At FCI, all of the teachers are extremely passionate and Chef Tim, was certainly no exception. Perhaps it was his heartfelt belief in the subject matter or matter of fact lecture style, but somehow he managed to do what I thought was impossible, compel me to join the sustainable food movement. I think it was his discussion on Salmenella and Chicken that I found particularly disturbing. To paraphrase Chef Tim:

"Salmonella is a naturally occurring bacteria which in small quantities may not make you ill. But due to extremely unsanitary conditions at industrial farms, and the large doses of antibiotics and steroids given to the animals, the levels of salmonella in the United States Chicken supply have skyrocketed. In the early 1990's only 20% of the United States chicken had toxic levels of salmonella. A study in 2000, found 91% of chickens tested in the Unites States had levels of salmonella, which could make you sick if not cooked and handled correctly."

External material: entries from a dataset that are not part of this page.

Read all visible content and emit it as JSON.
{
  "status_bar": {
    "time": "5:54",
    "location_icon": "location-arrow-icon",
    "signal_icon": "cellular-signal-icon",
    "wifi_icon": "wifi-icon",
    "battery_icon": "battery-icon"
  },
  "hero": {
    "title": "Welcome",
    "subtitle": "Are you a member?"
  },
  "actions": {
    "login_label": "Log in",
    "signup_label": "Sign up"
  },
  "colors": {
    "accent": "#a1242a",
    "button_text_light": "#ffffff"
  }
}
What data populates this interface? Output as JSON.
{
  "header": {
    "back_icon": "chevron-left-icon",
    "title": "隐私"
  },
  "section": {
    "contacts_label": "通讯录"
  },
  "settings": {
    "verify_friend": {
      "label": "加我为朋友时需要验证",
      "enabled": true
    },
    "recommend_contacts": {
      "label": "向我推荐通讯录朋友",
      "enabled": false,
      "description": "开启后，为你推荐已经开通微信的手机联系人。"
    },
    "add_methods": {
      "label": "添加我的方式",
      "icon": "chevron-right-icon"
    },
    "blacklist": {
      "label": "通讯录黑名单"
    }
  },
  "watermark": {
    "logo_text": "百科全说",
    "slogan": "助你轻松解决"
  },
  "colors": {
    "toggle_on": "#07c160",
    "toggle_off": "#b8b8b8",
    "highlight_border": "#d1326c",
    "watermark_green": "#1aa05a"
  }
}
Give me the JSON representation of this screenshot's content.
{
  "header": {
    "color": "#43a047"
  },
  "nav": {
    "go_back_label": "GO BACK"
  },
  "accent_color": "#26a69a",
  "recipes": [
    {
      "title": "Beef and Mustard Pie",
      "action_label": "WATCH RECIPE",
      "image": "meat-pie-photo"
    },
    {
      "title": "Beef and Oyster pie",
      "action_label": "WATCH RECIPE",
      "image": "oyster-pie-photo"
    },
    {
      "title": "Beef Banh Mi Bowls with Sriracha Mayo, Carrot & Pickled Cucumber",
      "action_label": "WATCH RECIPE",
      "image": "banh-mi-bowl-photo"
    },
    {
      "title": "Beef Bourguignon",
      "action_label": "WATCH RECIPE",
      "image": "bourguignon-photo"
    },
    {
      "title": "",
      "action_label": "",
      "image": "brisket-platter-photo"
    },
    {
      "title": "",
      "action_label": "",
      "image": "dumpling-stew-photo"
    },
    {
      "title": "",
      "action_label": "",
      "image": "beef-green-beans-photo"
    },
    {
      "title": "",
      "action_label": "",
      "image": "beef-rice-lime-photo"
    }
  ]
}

I don't know about you but that terrified me. I couldn't eat chicken for days. For perhaps the first time I understood that our insatiable demand for meat, no....that my insatiable appetite for meat and willingness to ignore how food was farmed and handled has contributed to current state of industrial raised meat. Now I am not saying that I will stop any of my friends while walking on the street and tell them that I am becoming vegan, but I do think that I owe it to myself, to learn more about how the food I love is handled.

Well it is dinner time, so I am off to practice my habillage ("dressing" or preparing poultry) skills on an organic grain fed chicken and make a roasted chicken dinner.